Caspase inhibition stabilizes platelet endothelial cell adhesion molecule-1 (PECAM-1) levels and attenuates intimal thickening in Sugen5416 and hypoxia (SuHx)-treated rats. (A) Study design. SuHx rats were treated with vehicle or Z-Asp-2,6-dichlorobenzoyloxymethylketone (Z-Asp) after the hypoxic period, and control animals, held under normoxic conditions, were vehicle treated (control, n = 5; SuHx, n = 8; Z-Asp, n = 12; one-way analysis of variance or unpaired Student's t test). (B) Relative protein expression of active caspase 3 as a general marker for proapoptotic signaling, and (C) C-terminal PECAM-1 in whole lung lysates. Representative blots are shown with β-actin as loading control. (D) Representative immunohistochemical staining for von Willebrand factor (green), α-smooth muscle actin (red), and nuclei (blue) on small peripheral lung vessels (outer diameter [OD] ≤ 60 µm; scale bar, 20 µm).
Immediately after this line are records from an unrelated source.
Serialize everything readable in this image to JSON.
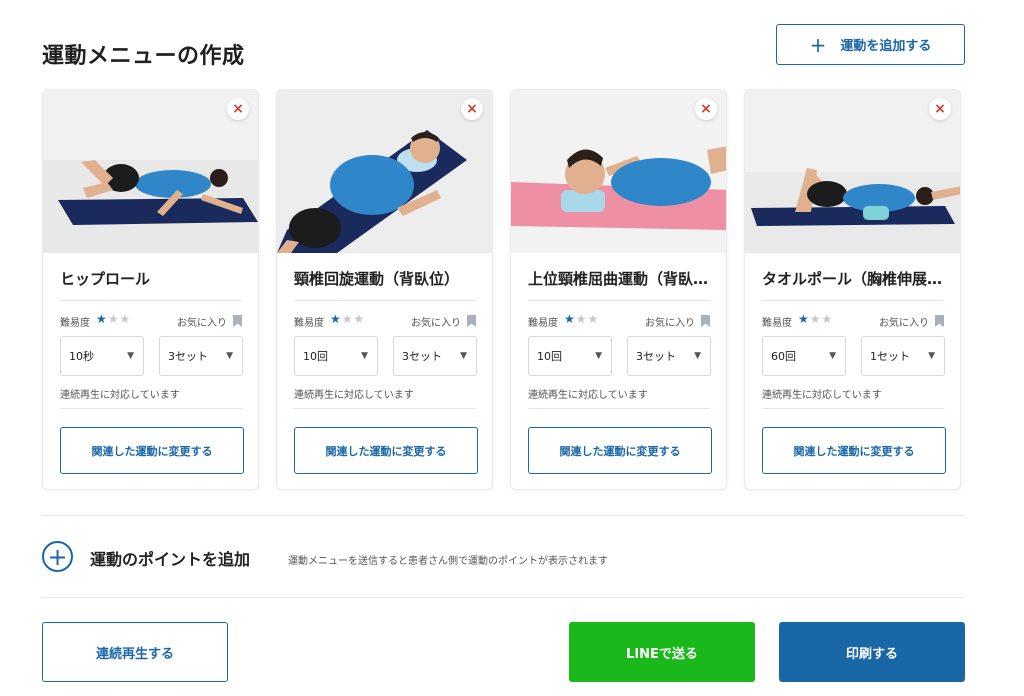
{
  "header": {
    "title": "運動メニューの作成",
    "add_button_label": "運動を追加する"
  },
  "common": {
    "difficulty_label": "難易度",
    "favorite_label": "お気に入り",
    "continuous_note": "連続再生に対応しています",
    "related_button_label": "関連した運動に変更する",
    "remove_icon": "×",
    "star_on": "★",
    "star_off": "★"
  },
  "cards": [
    {
      "name": "ヒップロール",
      "difficulty": 1,
      "difficulty_max": 3,
      "amount": "10秒",
      "sets": "3セット"
    },
    {
      "name": "頸椎回旋運動（背臥位）",
      "difficulty": 1,
      "difficulty_max": 3,
      "amount": "10回",
      "sets": "3セット"
    },
    {
      "name": "上位頸椎屈曲運動（背臥位）",
      "difficulty": 1,
      "difficulty_max": 3,
      "amount": "10回",
      "sets": "3セット"
    },
    {
      "name": "タオルポール（胸椎伸展運動）",
      "difficulty": 1,
      "difficulty_max": 3,
      "amount": "60回",
      "sets": "1セット"
    }
  ],
  "points": {
    "title": "運動のポイントを追加",
    "note": "運動メニューを送信すると患者さん側で運動のポイントが表示されます"
  },
  "footer": {
    "continuous_play_label": "連続再生する",
    "line_send_label": "LINEで送る",
    "print_label": "印刷する"
  },
  "colors": {
    "accent": "#1a67a8",
    "line_green": "#1bb81b",
    "remove_red": "#d33a2c"
  },
  "icons": {
    "add": "plus-icon",
    "remove": "close-icon",
    "favorite": "bookmark-icon",
    "select": "caret-down-icon",
    "difficulty": "star-icon"
  }
}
To the right, corresponding quantification of vessels characterized by occlusive lesions. (E) Representative elastic van Gieson staining (scale bar, 20 µm) and associated quantifications of intimal and medial wall thickness. a.u. = arbitrary units; Cath = open chest right ventricular catherization; Ctrl = control; Echo = echocardiography; rel. = relative.

Figure 6.

Microvascular endothelial cell (MVEC) dysfunction contributes to pulmonary arterial hypertension (PAH) via defective shear responses and consequent shear-induced injury. The defective endothelial response to shear is an intrinsic dysfunction of the microvascular endothelium, wherefore high shear stress might be both a trigger and a maintenance factor for the vascular remodeling in PAH. We propose exuberant proapoptotic signaling and caspase-mediated cytoplasmic cleavage of platelet endothelial cell adhesion molecule-1 (PECAM-1) as cause for the disturbed signaling and delayed shear response. The endothelial shear adaptation can be normalized by prevention of PECAM-1 cleavage through caspase blockage with Z-Asp-2,6-dichlorobenzoyloxymethylketone (Z-Asp). Binding sites of the used PECAM-1 antibodies are depicted in blue.